It’s toward the end of the workday and you’re dragging — torn between wanting a caffeinated jolt of coffee or moving right into a relaxing glass of wine.
Now you can have both — in the same glass. A company called Friends Fun Wine has introduced a new product to the growing flavored wine market, combining “the world’s most popular day drink with the world’s most popular night drink,” according to the company’s news release.
Adding flavors to wine has been around for centuries, since the first vintner invented vermouth, an aromatized fortified wine flavored with various botanicals.
The history of wine culture includes widespread accounts of regional recipes combining herbs, spices, plants, juice, and spirits with a wine base. And who can forget the wine cooler explosion of the 1970s and ’80s?

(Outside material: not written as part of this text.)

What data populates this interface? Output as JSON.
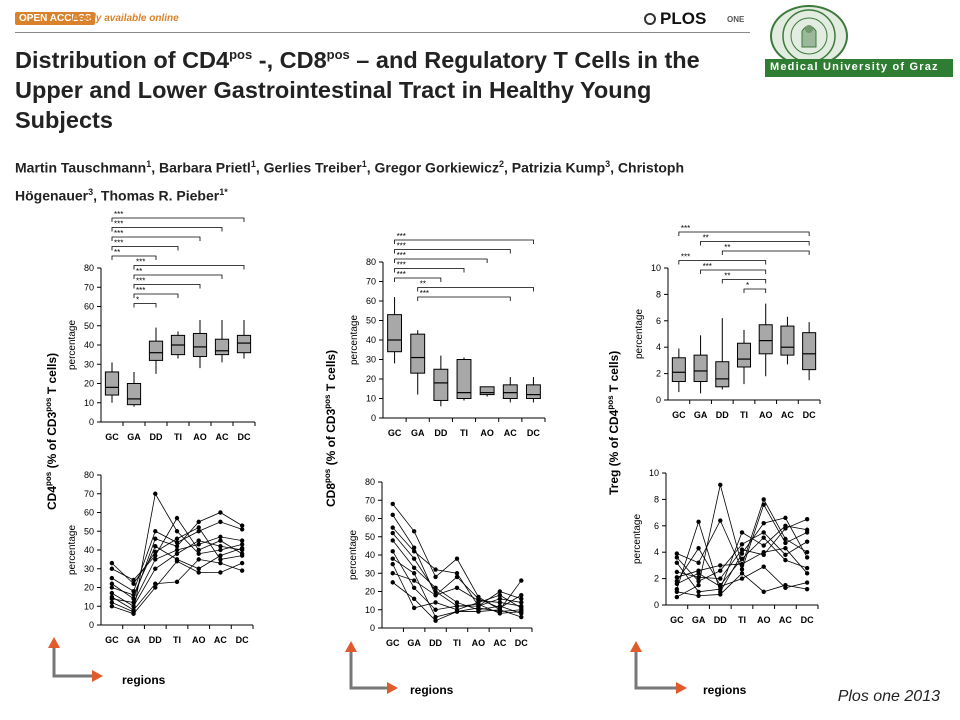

But today’s modern mixologists and brand builders have really pushed the envelope. You can currently find wine bases flavored with coffee, chocolate, hazelnuts, even ice cream. And a company called Birthday Cake Vineyards has even bottled flavors of your favorite cake into the bottle.
This trend is not just happening in America. Last year, French Bordeaux-based Haussmann Famille introduced cola and passion fruit wines. The bold move, targeted largely to younger adults transitioning from soda to wine hybrids, appears to have been a huge success. Sweet inexpensive bottlings, such as those from Haussmann Famille, account for a large segment of the market among young French wine drinkers.
If it seems outrageous, even sacrilegious, to traditionalists who rant at the idea of these hybrid wine drinks, it’s an opportunity for a new generation of experimental marketers and consumers. Besides, the trend does not seem to be hurting the conventional wine market, which grew in the U.S. for the 20th year in a row in 2013 (Americans purchased a record 3.38 billion liters of wine last year, almost double the volume bought in 1993).
The largest segment of the flavored wine segment is reserved for fruit blends, but sweet additions such as chocolate are experiencing a rapid rise in sales, notably with ChocoVine, the original chocolate brand that now pushes espresso and raspberry spinoffs.
Birthday Cake Vineyards became extensive research and development project, spearheaded by two entrepreneurs and friends, Raphael Yakoby (creator of Hpnotiq and Nuvo) and David Kanbar (formerly executive at Skyy Vodka and co-creator of Skinnygirl). They shared the vision of creating a blend of confectionary flavors with fine wines, inspired by the tasting notes that one often hears or reads wine experts use to describe great wines, such as hints of cinnamon, chocolate, and cherry.
They liked the idea of combining the decadent nature of Birthday Cake with the enjoyment of wine. So, the flavors were developed around a Birthday Cake theme (Coffee Cake, Cheesecake, Cake Batter, Black Forest Cake, and Strawberry Shortcake), without “cloying, rich or overly sweet flavors,” according to the company website.
Then there’s the wine slushie. The company Tropical Wine Mixes sells bags of different tropical flavors that consumers add to a mix of equal parts water and inexpensive red or white wine. Just put everything in a gallon-sized, sealed plastic bag, freeze for 4 hours and, presto, wine slushies at the ready.
The new product message: Any combination is fair game. Bacon, barbecue and taco flavors in wine. Why not? The potato chip industry has gone full out to market the bold category of chips (Lay’s just introduced Chicken and Waffle flavored chips). Wine with bacon? Wine with olives? Wine with brie cheese? All in the same bottle?
It could happen sooner than you may think.